There’s no quicker way to learn the unspoken, de facto standard components of an API than to write a compatible replacement for an old implementation. I was reminded of this recently while tracking down an issue with Riak’s MapReduce APIs.

It has now been over a year since Riak Pipe was announced, and nearly nine months since it was released with Riak to take over MapReduce processing. The compatibility layer we wrote to run Riak MapReduce jobs on Riak Pipe accepts the same query specification, provides the same data to the same processing functions, and produces output formatted in the same manner as the previous system … unless you consider the number of results in each message to be part of the format.

The format of each message in the external streaming format is a list of one or more results, marked by which phase produced them. Riak Pipe took full advantage of this for its naive first pass at compatibility: it put one result in each message. The system it replaced, though, chose to always deliver the entirety of a reduce result in one message, and also chose to batch map results into chunks of 100.

Consuming these two correctly is no different: just accumulate all the results into bins for each phase. When time and space are concerned, however, the manner in which that binning is done makes all the difference in the world.

To wit: in a world where all reduce results are delivered in one go and map results are delivered in batches of 100, binning with orddict:append_list/3, an O(MN)* operation (M = messages, N = results), is not horrible, because M is usually small. But, in a world where each map or reduce result is delivered as its own message, M is equal to N, meaning we’re dealing with an O(N^2) operation, 100 to N times more expensive. Growing in time and space (garbage production) at the square of the size of your input is not a solution fit for large amounts of data.

A couple of quick fixes in the 1.2 release have shrunk the growth factor back down to O(N) for the Erlang Protocol Buffers client library. Similar fixes have improved the same situation in the HTTP interface as well. Or, in simpler terms, Riak’s 1.2 release speeds up non-streamed MapReduce results by leaps and bounds.

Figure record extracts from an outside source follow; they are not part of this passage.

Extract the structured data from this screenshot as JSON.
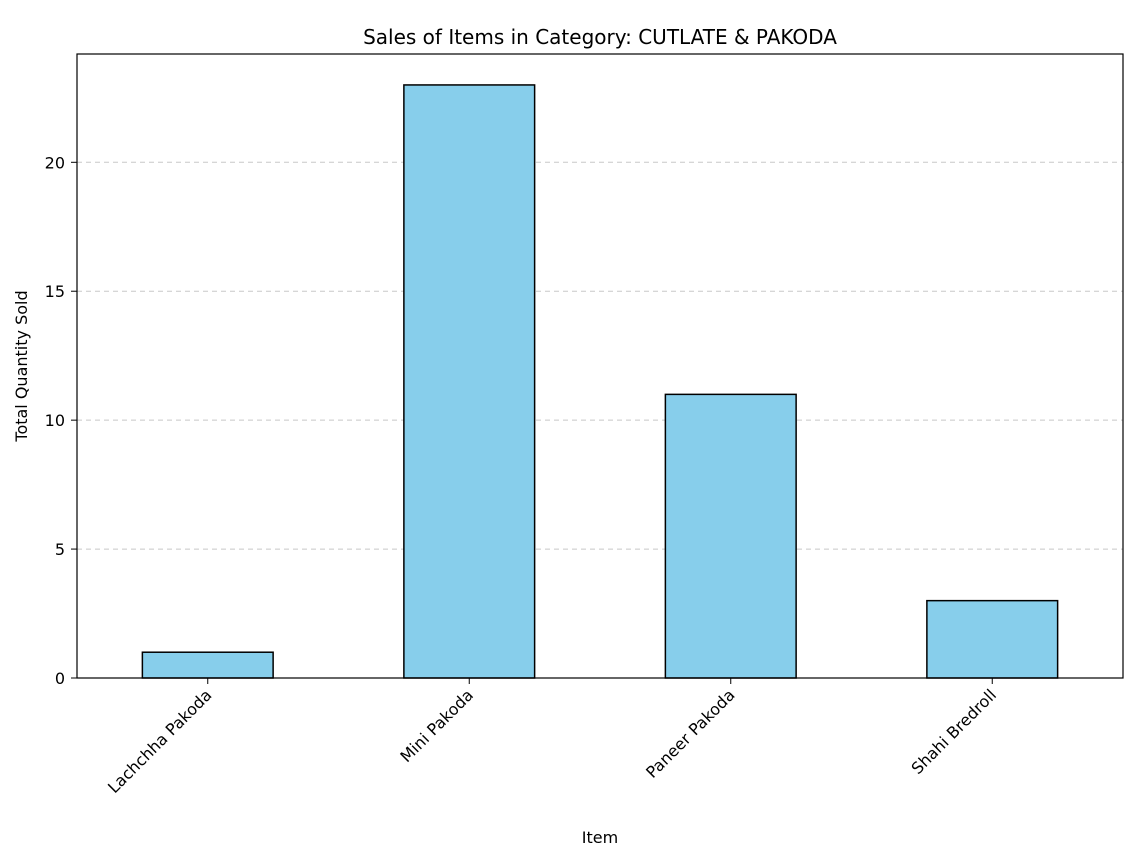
{
  "chart_data": {
    "type": "bar",
    "title": "Sales of Items in Category: CUTLATE & PAKODA",
    "xlabel": "Item",
    "ylabel": "Total Quantity Sold",
    "categories": [
      "Lachchha Pakoda",
      "Mini Pakoda",
      "Paneer Pakoda",
      "Shahi Bredroll"
    ],
    "values": [
      1,
      23,
      11,
      3
    ],
    "ylim": [
      0,
      24.2
    ],
    "yticks": [
      0,
      5,
      10,
      15,
      20
    ],
    "grid": "y-dashed",
    "legend": "none",
    "bar_color": "#87CEEB",
    "bar_edge_color": "#000000",
    "tick_label_rotation": 45
  }
}
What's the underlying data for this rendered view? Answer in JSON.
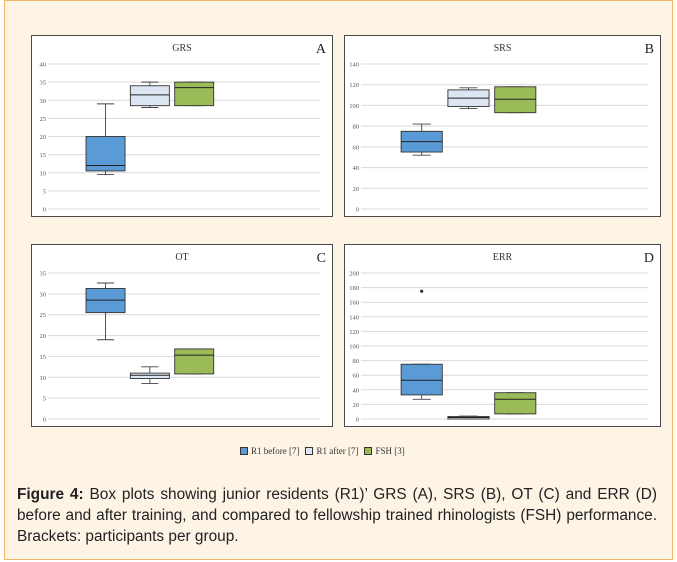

We’ve been quite happy with the Riak Pipe implementation of Riak’s MapReduce system from usability and debugging standpoints. With all of the improvements we’ve made in the last year, and the few that we have planned for the next major release after 1.2 (delivery of multiple results per message, for example), we feel confident in deprecating the previous, “legacy” system in 1.2, in preparation for removing it entirely in the following release. Transitioning to exclusively Riak Pipe for MapReduce will clean up the codebase, simplifying maintenance and make way for future growth.